We can neither confirm nor deny the existence of the information requested but hypothetically, if such data were to exist, the subject matter would be classified and could not be disclosed.
Journalists fought it in court, and the fight went on for years, but eventually the government won. The judge agreed to their logic, that sometimes, revealing even the existence of documents endangers national security. Since that initial Glomar Response in 1975, more and more government agencies have begun to use it. And it is not the obvious ones related to national security issues. Thus, you now get such a "Glomar response" from the Department of Commerce, Department of the Treasury, Department of Energy, Center for Disease Control.

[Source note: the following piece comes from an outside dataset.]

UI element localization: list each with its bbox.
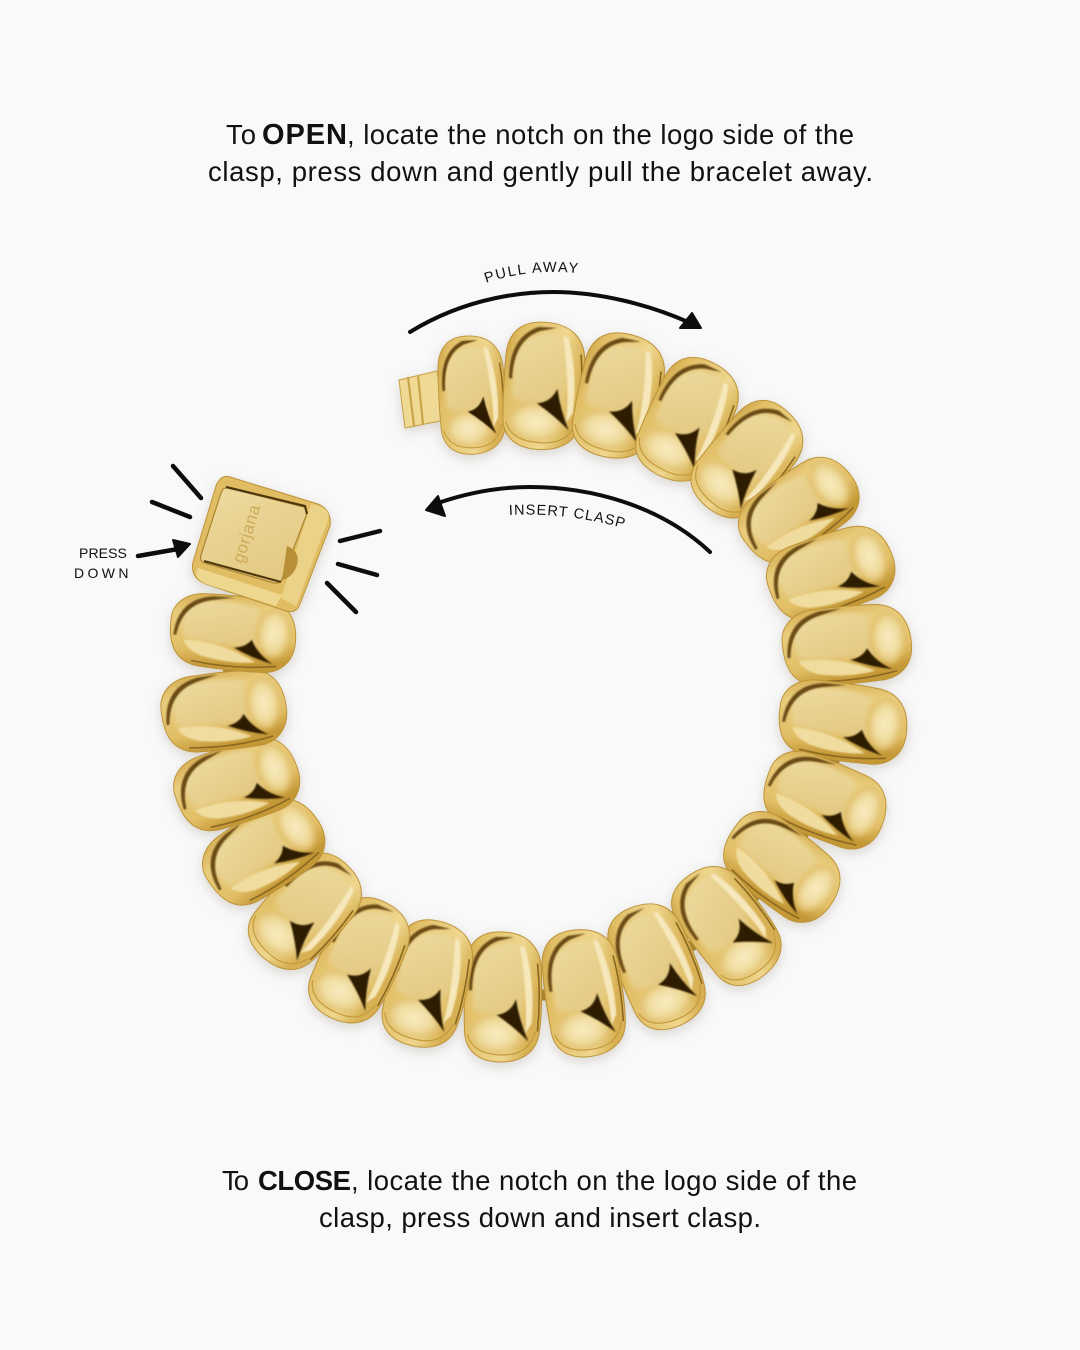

The government may ultimately lose in all of these cases, but it will lose at a time when the public debate will have moved on to something else. The popular perception about the Glomar Response is that it's just a delaying tactic. By the time the truth finally comes out, people don't actually care anymore. It's ancient history. It embodies the tension between the public’s desire for transparency and the government’s need to keep secrets.
The first tweet by the CIA showed that it had a sense of humour - "We can neither confirm nor deny that this is our first tweet." The tricky evasion has become the bane of watchdogs and journalists -- but its utility for those seeking to keep things beyond prying eyes has withstood the test of time, as evidenced by its proliferation, even among private companies and celebrities like Will Smith, Pixar characters, legislators.